La Berkeley Software Distribution ou BSD est un système d'exploitation dérivé d’Unix et développé par des chercheurs de l’université de Californie à Berkeley. En 2014, Leah Neukirchen, une ingénieure informatique, a trouvé un fichier /etc/passwd archivé dans l'arborescence des sources de BSD 3 contenant le hachage des mots de passe de certains créateurs de BSD, dont Dennis Ritchie, Ken Thompson, Brian Kernighan, Steve Bourne, et Bill Joy. Elle a ensuite entrepris de déchiffrer ces mots de passe.

La semaine dernière, Neukirchen a annoncé avoir réussi à déchiffrer les mots de passe de nombreux pionniers de l'informatique. Elle a expliqué dans un billet de blogue sur son site personnel s’être servi des outils de cracking comme John the Ripper et hashcat. Dans la plupart des cas, son succès est dû au fait que les utilisateurs ont choisi des mots de passe faciles à deviner. De plus, l'algorithme crypt(3) basé sur DES utilisé pour ces hachages est réputé faible (et limité à au plus 8 caractères) et considéré comme totalement obsolète à ce jour.
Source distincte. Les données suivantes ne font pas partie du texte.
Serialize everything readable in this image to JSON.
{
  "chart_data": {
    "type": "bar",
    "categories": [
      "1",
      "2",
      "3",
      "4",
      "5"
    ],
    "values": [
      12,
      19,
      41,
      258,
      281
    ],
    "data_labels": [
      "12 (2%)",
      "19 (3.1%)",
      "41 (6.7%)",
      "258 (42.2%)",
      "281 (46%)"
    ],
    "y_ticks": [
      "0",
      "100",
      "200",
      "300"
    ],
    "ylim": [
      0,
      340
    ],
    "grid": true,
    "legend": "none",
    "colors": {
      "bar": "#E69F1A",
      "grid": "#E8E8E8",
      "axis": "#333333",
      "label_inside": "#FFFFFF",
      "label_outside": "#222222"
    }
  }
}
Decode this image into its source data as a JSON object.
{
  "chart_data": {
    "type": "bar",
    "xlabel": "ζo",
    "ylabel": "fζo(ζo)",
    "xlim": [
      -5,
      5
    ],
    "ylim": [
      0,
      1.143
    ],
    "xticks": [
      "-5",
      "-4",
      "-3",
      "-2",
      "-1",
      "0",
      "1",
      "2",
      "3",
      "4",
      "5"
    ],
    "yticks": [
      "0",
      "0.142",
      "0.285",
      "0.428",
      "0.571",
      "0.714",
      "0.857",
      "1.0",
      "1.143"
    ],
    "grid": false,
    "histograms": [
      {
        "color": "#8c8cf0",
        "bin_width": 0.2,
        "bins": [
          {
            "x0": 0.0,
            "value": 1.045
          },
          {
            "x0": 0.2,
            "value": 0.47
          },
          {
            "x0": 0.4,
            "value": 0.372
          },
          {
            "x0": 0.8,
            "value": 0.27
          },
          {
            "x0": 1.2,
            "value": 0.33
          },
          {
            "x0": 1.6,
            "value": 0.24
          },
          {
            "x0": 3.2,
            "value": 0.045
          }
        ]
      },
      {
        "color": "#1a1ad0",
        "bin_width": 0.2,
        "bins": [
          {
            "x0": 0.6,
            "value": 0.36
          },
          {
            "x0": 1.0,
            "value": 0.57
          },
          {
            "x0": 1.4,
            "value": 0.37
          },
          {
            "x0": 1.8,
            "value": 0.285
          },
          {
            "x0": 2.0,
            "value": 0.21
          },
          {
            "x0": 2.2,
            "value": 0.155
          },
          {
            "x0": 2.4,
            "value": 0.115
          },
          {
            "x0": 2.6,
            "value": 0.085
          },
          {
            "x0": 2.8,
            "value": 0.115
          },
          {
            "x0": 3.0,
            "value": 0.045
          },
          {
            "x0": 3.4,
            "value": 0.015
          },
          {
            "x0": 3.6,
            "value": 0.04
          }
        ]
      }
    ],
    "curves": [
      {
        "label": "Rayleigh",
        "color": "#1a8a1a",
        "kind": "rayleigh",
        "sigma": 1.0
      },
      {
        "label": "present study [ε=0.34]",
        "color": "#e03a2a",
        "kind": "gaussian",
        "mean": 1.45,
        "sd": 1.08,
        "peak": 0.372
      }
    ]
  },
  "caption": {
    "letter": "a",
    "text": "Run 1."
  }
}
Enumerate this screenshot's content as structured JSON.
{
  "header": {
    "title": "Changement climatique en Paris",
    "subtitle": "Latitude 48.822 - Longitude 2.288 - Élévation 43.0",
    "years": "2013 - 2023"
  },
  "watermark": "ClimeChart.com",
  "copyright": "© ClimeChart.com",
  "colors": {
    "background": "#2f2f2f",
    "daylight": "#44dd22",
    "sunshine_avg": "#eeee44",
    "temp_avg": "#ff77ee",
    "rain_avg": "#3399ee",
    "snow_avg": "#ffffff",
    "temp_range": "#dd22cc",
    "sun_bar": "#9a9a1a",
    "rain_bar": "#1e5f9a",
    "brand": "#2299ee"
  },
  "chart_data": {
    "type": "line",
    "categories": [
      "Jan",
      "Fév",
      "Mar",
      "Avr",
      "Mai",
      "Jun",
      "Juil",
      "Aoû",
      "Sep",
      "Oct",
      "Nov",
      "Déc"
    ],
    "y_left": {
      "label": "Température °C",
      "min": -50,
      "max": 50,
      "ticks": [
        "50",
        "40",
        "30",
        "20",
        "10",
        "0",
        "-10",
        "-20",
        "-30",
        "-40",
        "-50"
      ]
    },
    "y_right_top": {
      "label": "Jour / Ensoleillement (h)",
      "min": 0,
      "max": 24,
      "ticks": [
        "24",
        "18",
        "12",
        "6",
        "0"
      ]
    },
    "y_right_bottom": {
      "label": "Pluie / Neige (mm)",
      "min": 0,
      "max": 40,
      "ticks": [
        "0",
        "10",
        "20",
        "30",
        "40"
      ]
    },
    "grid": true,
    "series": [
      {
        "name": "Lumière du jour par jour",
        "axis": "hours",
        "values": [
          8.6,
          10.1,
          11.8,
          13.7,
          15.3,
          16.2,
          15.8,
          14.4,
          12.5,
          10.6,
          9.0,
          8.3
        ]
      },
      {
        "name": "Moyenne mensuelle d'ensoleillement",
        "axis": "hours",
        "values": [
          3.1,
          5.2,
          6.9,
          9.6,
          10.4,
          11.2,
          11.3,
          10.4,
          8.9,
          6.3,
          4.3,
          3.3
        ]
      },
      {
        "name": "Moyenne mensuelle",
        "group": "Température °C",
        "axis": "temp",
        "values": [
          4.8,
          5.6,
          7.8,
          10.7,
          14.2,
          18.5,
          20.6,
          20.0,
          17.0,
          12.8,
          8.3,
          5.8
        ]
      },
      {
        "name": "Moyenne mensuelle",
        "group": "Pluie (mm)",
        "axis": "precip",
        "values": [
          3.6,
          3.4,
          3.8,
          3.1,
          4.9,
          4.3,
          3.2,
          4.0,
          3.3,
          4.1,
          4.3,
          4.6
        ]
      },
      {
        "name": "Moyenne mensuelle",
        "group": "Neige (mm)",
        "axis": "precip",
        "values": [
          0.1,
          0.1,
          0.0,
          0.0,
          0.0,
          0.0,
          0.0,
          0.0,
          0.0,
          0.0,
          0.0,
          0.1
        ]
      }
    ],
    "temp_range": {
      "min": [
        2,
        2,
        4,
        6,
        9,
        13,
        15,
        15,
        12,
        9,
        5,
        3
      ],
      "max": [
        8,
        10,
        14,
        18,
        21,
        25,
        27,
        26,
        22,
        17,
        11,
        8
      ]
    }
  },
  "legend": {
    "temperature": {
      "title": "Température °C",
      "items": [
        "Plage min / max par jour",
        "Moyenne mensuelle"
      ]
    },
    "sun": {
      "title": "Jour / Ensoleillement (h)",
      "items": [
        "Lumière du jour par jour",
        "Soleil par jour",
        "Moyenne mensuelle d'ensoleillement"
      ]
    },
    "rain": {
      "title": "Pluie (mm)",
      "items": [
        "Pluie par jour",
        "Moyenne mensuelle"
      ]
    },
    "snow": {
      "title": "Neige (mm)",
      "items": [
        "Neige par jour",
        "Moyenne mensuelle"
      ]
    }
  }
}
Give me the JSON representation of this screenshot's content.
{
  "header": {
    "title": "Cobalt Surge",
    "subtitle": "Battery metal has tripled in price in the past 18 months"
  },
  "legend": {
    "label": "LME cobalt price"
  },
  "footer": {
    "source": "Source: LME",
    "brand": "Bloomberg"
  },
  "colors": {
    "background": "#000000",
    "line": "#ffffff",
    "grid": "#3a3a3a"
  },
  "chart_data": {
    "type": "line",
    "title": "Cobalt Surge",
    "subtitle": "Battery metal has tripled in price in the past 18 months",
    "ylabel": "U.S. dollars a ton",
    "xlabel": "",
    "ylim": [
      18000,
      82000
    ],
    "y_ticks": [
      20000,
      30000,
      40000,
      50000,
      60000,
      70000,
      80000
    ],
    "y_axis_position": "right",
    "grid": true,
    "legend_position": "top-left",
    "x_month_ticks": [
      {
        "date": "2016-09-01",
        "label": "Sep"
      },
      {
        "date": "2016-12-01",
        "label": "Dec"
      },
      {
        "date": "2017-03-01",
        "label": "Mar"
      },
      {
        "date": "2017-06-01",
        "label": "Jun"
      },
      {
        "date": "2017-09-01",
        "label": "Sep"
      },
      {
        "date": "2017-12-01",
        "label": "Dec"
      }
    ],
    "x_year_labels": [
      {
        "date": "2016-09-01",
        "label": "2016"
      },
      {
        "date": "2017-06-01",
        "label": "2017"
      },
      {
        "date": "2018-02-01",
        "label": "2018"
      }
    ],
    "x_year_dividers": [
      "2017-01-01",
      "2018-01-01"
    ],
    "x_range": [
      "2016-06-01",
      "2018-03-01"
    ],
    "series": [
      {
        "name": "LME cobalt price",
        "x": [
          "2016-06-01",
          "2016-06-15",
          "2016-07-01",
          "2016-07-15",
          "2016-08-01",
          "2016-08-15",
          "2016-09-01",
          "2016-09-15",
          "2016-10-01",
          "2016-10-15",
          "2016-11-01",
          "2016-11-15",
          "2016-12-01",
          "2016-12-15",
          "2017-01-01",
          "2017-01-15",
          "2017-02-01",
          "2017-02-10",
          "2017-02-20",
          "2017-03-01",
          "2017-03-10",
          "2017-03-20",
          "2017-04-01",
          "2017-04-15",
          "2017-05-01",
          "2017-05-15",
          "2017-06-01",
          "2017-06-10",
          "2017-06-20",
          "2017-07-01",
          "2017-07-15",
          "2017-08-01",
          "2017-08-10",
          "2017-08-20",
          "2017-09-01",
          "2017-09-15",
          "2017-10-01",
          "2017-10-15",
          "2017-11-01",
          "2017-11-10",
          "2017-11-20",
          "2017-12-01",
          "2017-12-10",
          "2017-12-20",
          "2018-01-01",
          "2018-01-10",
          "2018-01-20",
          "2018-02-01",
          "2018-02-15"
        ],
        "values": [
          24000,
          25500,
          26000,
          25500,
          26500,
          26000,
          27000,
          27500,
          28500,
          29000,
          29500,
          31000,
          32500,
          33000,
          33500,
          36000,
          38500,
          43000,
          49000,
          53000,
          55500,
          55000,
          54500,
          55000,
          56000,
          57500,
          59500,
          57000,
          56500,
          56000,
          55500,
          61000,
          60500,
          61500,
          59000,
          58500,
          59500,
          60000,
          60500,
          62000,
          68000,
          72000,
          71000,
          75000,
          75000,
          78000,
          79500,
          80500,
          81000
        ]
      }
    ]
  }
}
En effet, l’algorithme de hachage Descrypt limite les mots de passe à seulement huit caractères, une contrainte qui empêche les utilisateurs finaux de choisir des informations d'identification réellement solides. Et le sel utilisé par Descrypt ne fournit que 12 bits d'entropie, soit l'équivalent de deux caractères imprimables. En raison de cet espace minuscule, il est probable que les bases de données volumineuses contiennent des milliers de chaînes de hachage que les attaquants peuvent craquer simultanément, car ces chaînes utilisent le même sel.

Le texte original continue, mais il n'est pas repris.